Vers la fin d’octobre, Georges Jeannin revint frapper à la porte. Il s’excusa tranquillement, sans la moindre confusion, de son manque de parole.
– Je n’ai pas pu venir, dit-il; et ensuite, nous sommes partis, nous avons été en Bretagne.
– Tu aurais pu m’écrire, dit Christophe.
– Oui, c’était ce que je voulais faire. Mais je n’avais jamais le temps… Et puis, dit-il en riant, j’ai oublié, j’oublie tout.
– Depuis quand es-tu revenu?
– Depuis le commencement d’octobre.
– Et tu as mis trois semaines pour te décider à venir?… Écoute, dis-moi franchement: c’est ta mère qui t’empêche?… Elle n’aime pas que tu me voies?
– Mais non! tout au contraire. C’est elle qui m’a dit aujourd’hui de venir.
– Comment cela?
– La dernière fois que je vous ai vu, avant les vacances, je lui ai tout raconté, en rentrant. Elle m’a dit que j’avais bien fait; elle s’est informée de vous, elle m’a fait beaucoup de questions. Quand nous sommes rentrés de Bretagne, il y a trois semaines, elle m’a engagé à retourner chez vous. Il y a huit jours, elle me l’a rappelé de nouveau. Et ce matin, quand elle a su que je n’étais pas encore venu, elle a été fâchée, elle a voulu que je vinsse tout de suite après déjeuner, sans plus attendre.
– Et tu n’as pas honte de me raconter cela? Il faut qu’on te force à venir chez moi?
– Non, non, ne croyez pas!… Oh! je vous ai fâché! Pardon… C’est vrai, je suis étourdi… Grondez-moi, mais ne m’en veuillez pas. Je vous aime bien. Si je ne vous aimais pas, je ne serais pas venu. On ne m’a pas forcé. Moi, d’abord, on ne me force jamais à faire que ce que je veux faire.
– Garnement! dit Christophe, en riant malgré lui. Et tes projets musicaux, qu’est-ce que tu en as fait?
– Oh! j’y pense toujours.
– Cela ne t’avance pas beaucoup.
– Je veux m’y mettre, à présent. Ces mois derniers, je ne pouvais pas, j’avais tant, tant à faire! Mais maintenant, vous allez voir comme je vais travailler, si vous voulez encore de moi…
(Il avait des yeux câlins.)
– Tu es un farceur, dit Christophe.
– Vous ne me prenez pas au sérieux?
– Ma foi, non.
– C’est dégoûtant! Personne ne me prend au sérieux. Je suis découragé.

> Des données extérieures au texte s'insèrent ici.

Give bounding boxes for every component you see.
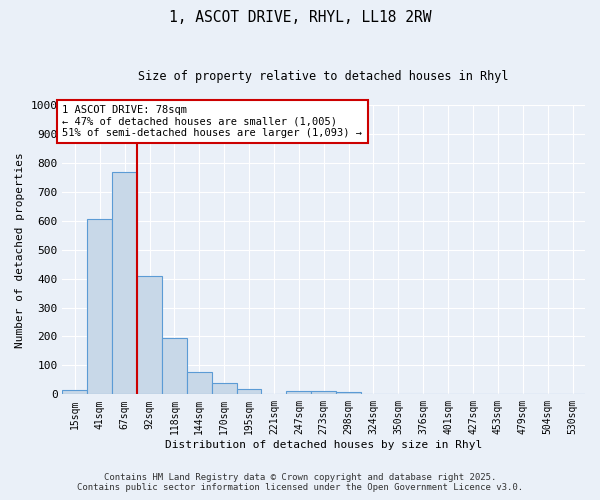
Bar — [286, 391, 311, 394]
Bar — [311, 391, 336, 394]
X-axis label: Distribution of detached houses by size in Rhyl: Distribution of detached houses by size … — [165, 440, 482, 450]
Bar — [137, 276, 162, 394]
Bar — [336, 392, 361, 394]
Bar — [112, 172, 137, 394]
Bar — [162, 338, 187, 394]
Y-axis label: Number of detached properties: Number of detached properties — [15, 152, 25, 348]
Text: 1, ASCOT DRIVE, RHYL, LL18 2RW: 1, ASCOT DRIVE, RHYL, LL18 2RW — [169, 10, 431, 25]
Text: Contains HM Land Registry data © Crown copyright and database right 2025.
Contai: Contains HM Land Registry data © Crown c… — [77, 473, 523, 492]
Bar — [187, 372, 212, 394]
Bar — [62, 390, 88, 394]
Bar — [236, 389, 262, 394]
Bar — [212, 384, 236, 394]
Title: Size of property relative to detached houses in Rhyl: Size of property relative to detached ho… — [139, 70, 509, 83]
Bar — [88, 220, 112, 394]
Text: 1 ASCOT DRIVE: 78sqm
← 47% of detached houses are smaller (1,005)
51% of semi-de: 1 ASCOT DRIVE: 78sqm ← 47% of detached h… — [62, 105, 362, 138]
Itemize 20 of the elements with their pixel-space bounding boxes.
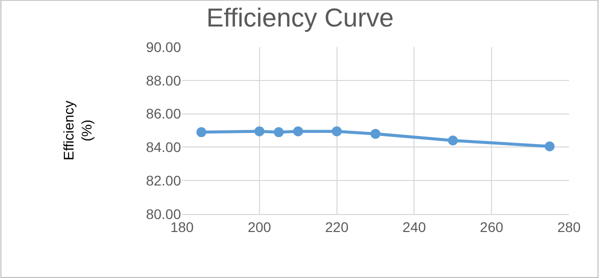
y-tick-label: 90.00 [146,38,182,55]
point [196,127,206,138]
x-tick-label: 220 [325,218,349,235]
point [293,126,304,136]
point [274,127,284,138]
y-axis-title: Efficiency (%) [60,100,95,160]
y-tick-label: 84.00 [146,139,182,156]
point [544,141,555,152]
x-tick-label: 200 [248,218,272,235]
x-tick-label: 280 [557,218,581,235]
point [448,136,458,146]
point [370,128,380,139]
x-tick-label: 260 [480,218,504,235]
y-tick-label: 88.00 [146,72,182,88]
y-tick-label: 86.00 [146,106,182,122]
chart-title: Efficiency Curve [206,2,394,33]
x-tick-label: 240 [402,218,426,235]
y-tick-label: 82.00 [146,172,182,188]
point [332,126,342,136]
point [254,126,264,136]
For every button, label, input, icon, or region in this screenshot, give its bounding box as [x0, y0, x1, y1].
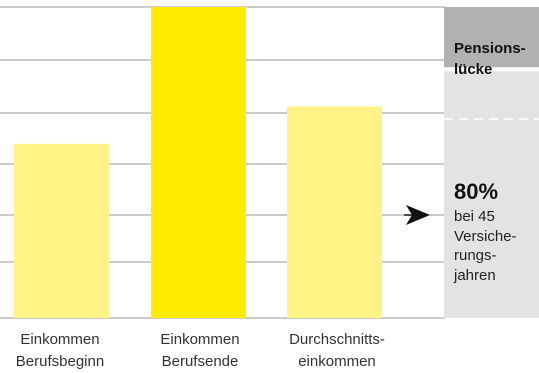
category-label-berufsbeginn: Einkommen Berufsbeginn [15, 331, 105, 370]
pension-gap-segment [444, 7, 539, 70]
bar-0 [14, 143, 109, 318]
pension-reference-column [404, 7, 539, 318]
bar-2 [287, 106, 382, 319]
bar-1 [151, 7, 246, 318]
replacement-rate-segment [444, 69, 539, 318]
pension-gap-label: Pensions- lücke [454, 40, 526, 78]
arrow-right-icon [406, 205, 430, 225]
category-label-berufsende: Einkommen Berufsende [160, 331, 240, 370]
replacement-rate-value: 80% [454, 179, 499, 204]
category-label-durchschnittseinkommen: Durchschnitts- einkommen [289, 331, 385, 370]
replacement-rate-caption: bei 45 Versiche- rungs- jahren [454, 208, 517, 284]
bar-series [14, 7, 382, 319]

– Je te prendrai au sérieux quand je t’aurai vu au travail.
– Tout de suite, alors!
– Je n’ai pas le temps. Demain.
– Non, c’est trop loin, demain. Je ne peux pas supporter que vous me méprisiez, tout un jour.
– Tu m’ennuies.
– Je vous en prie!…
Christophe, souriant de sa faiblesse, le fit asseoir au piano, et lui parla de musique. Il lui posa des questions; il lui faisait résoudre de petits problèmes d’harmonie. Georges ne savait pas grand’chose; mais son instinct musical suppléait à beaucoup d’ignorance; sans connaître leurs noms, il trouvait les accords que Christophe attendait; et ses erreurs mêmes témoignaient, dans leur gaucherie, d’une curiosité de goût et d’une sensibilité singulièrement aiguisée. Il n’acceptait pas sans discussion les remarques de Christophe; et les intelligentes questions qu’il posait, à son tour, montraient un esprit sincère qui n’acceptait pas l’art comme un formulaire de dévotion qu’on récite des lèvres, mais qui voulait le vivre, pour son propre compte. – Ils ne s’entretinrent pas seulement de musique. À propos d’harmonies, Georges évoquait des tableaux, des paysages, des âmes. Il était difficile à tenir en bride; il fallait constamment le ramener au milieu du chemin; et Christophe n’en avait pas toujours le courage. Il s’amusait à écouter le joyeux bavardage de ce petit être, plein d’esprit et de vie. Quelle différence de nature avec Olivier!… Chez l’un, la vie était une rivière intérieure qui coulait silencieuse; chez l’autre, elle était tout en dehors: un ruisseau capricieux qui se dépensait à des jeux, au soleil. Et pourtant, la même belle eau pure, comme leurs yeux. Christophe, avec un sourire, retrouvait chez Georges certaines antipathies instinctives, des goûts et des dégoûts, qu’il connaissait bien, et cette intransigeance naïve, cette générosité de cœur qui se donne tout entier à ce qu’on aime… Seulement, Georges aimait tant de choses qu’il n’avait pas le loisir d’aimer longtemps la même.